『芸術家・岡本太郎  浦島太郎    

0.まえがきに代えて−芸術は魂の表現

  古来、日本には「言霊(ことだま)」思想があります。言霊とは、人の発声す
る言葉 の中に魂が宿っている、という概念です。 さらには、山川草木総ての自然物の中に神々が宿っている、という概念、すなわち、汎神論という西洋の一神論と対比される日本固有の思想もあります。
言霊思想に対して「物霊(ものだま)」思想と言ってもよい考え方です。

  私は、本物の芸術家は自己の魂、精神を作品を通して表わす方の事だ、と感得しています。岡本太郎の総ての作品は、 氏の持つエネルギーを放射しており、それ故観る者の胸を打ちます。ある女性は氏の作品に触れて次のように語りました。
   「岡本太郎さんは生きています。初めて本物を見て涙が出ました・・・」

  私は、岡本太郎というヒトは希有な芸術家であったと思います。岡本太郎の為した仕事は、絵画、彫刻、モニュメント、 写真、民俗学、芸術思想人生論、芸能活動と多岐に渡っており、その一つ一つについては、氏の制作され、た公共施設や美術館に現存する作品、著書などを直接ご覧頂くことが最良です。

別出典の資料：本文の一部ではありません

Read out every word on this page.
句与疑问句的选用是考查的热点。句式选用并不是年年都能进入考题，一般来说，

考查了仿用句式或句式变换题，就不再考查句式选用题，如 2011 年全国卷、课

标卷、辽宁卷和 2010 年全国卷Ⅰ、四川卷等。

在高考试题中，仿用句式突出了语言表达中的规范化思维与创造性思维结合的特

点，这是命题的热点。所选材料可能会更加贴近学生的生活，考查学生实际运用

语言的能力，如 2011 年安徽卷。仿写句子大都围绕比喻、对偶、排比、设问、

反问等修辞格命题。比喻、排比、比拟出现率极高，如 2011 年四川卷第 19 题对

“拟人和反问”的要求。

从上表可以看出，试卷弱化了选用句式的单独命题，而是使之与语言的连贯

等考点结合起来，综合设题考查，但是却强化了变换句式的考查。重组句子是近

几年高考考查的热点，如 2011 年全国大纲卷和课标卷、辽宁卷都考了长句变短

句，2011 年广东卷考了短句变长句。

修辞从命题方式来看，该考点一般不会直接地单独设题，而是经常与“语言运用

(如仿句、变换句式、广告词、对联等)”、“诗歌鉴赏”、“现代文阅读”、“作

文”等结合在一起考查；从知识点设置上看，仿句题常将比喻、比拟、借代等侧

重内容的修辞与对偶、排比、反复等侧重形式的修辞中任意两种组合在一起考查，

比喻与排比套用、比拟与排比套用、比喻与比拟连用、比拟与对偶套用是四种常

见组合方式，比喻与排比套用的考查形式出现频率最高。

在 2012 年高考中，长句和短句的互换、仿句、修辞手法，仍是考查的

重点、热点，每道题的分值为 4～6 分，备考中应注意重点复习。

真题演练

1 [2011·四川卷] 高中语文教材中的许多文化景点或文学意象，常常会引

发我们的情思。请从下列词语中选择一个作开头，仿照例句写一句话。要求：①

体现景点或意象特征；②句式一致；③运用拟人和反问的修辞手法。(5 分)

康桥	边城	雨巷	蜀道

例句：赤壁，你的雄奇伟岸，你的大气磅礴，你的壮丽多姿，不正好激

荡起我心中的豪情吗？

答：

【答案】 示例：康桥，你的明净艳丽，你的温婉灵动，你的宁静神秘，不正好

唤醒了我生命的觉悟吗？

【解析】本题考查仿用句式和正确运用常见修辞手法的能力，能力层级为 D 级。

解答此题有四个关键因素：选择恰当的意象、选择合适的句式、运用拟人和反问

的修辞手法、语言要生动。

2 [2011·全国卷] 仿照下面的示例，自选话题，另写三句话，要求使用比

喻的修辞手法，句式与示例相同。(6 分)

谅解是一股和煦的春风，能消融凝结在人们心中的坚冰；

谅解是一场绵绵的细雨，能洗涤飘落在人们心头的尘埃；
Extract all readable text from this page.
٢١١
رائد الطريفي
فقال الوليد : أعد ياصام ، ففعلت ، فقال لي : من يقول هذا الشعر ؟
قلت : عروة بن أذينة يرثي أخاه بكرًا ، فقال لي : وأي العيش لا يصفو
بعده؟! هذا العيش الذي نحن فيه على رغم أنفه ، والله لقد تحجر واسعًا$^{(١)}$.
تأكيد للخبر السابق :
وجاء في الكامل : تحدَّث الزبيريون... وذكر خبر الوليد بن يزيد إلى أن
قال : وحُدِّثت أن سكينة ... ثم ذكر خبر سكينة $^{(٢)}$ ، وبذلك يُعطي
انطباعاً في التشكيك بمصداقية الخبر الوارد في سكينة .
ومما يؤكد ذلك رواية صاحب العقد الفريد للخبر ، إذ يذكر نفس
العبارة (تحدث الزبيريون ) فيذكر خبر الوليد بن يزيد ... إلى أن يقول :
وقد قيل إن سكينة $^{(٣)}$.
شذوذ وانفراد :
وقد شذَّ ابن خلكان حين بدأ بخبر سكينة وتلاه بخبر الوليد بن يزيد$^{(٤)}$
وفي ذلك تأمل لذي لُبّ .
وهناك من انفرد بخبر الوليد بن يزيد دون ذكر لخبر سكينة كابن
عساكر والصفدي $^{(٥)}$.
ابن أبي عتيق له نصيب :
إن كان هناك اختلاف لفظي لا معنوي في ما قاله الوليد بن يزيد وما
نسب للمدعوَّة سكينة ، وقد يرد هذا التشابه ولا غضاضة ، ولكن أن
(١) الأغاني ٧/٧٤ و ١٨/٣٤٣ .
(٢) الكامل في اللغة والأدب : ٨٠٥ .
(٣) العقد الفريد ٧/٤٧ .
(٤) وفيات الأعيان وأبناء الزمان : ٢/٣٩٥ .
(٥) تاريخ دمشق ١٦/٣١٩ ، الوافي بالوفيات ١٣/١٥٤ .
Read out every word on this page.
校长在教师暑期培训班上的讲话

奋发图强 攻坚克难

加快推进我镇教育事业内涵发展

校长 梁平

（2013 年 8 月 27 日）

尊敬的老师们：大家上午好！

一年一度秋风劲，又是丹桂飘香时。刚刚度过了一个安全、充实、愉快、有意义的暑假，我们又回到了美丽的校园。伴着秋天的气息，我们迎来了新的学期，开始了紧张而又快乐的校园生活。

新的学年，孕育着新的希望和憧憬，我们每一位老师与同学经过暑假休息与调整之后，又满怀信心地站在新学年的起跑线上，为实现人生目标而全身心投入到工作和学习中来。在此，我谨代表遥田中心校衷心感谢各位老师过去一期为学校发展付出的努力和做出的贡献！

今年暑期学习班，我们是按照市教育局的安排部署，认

(※本文末に主要な作品を記述しましたので、是非、ご覧頂ければと思います。)
従って、次回からの本論考では、おもに岡本太郎という人間存在そのものに光を
当てることを主眼に書き進めていきたいと思います。
※絵画・彫刻 :「傷ましき腕」「座ることを拒否する椅子」など/岡本太郎記念館
   (東京都港区)岡本太郎美術館(神奈川県川崎市)
 モニュメント:「太陽の塔」「青春の塔」/万博記念公園(大阪府吹田市千里)
      「月の顔」/越前陶芸公園(福井県丹生郡宮崎村小曽原)   
      「縄文人」 / 岡本太郎記念館 (東京都港区)
     「未来を拓く」/岐阜メモリアルセンター(岐阜県岐阜市長良福光)
 写真     :「日本再発見−芸術風土記」新潮社
 民俗学   :「沖縄文化論−忘れられた日本」中央公論社(文庫有り)
 芸術思想  :「岡本太郎の本1〜5」みすず書房、「今日の芸術」光文社(文庫有り)
 人生論   :「自分の中に毒を持て」青春出版社(文庫有り)
 芸能活動  : CM”グラスの底に顔があってもいいじゃないか..芸術は爆発だ!「顔のグラス」キリ ン・シー グラム社

1.既成概念の破壊

  「今日の芸術は、うまくあってはいけない。きれいであってはならない。ここちよくあってはならない。」(「今日の芸術」光文社)
岡本太郎の言葉は、古代エジプトのスフィンクスのパラドクスのように、あるいは
禅の公案のように、私達の常識や認識を超えた地平線の彼方からやって来ました。
「岡本太郎の作品は理解を拒絶している。」岡本太郎は、鑑賞者にこう言われるの
がとても嬉しかったのではないか、と私は想います。岡本太郎は、既成のあらゆる
価値観を破壊してゆきました。岡本太郎は、あらゆる概念を否定し、その矛盾の中に
湧き出してくる無形、無垢なリアリティを表現しました。実は、そのリアリティとは、生命の息吹きであり、運動原理そのものでありました。
岡本太郎は、デカルト、ニュートンを始祖とし、高度に進歩を遂げた科学をもって
しても明らかに出来ない”生命の謎”に迫りました。作品に対峙した者は、そこに
生命が連綿と力強く脈打っているのを観ました。そして、それは自分自身の中心に
ある生命の炎でもあることを知りました。人々は近代的自我という殻を脱ぎ捨て、
岡本太郎を通じて、自己と対峙し、自己の根源から生きる力を取り戻しました。
  岡本太郎にとっての既成概念とは、本質を覆い隠している理性や論理体系そのものでもありました。 一方、モニュメント「未来を拓く」(岐阜メモリアルセンター)観れば、岡本太郎が、理性や論理体系を 基盤とする科学技術にも大いに価値を見い出し、高い次元で人々の生活、文化と科学との融合を望んでいたことも見い出されるのです。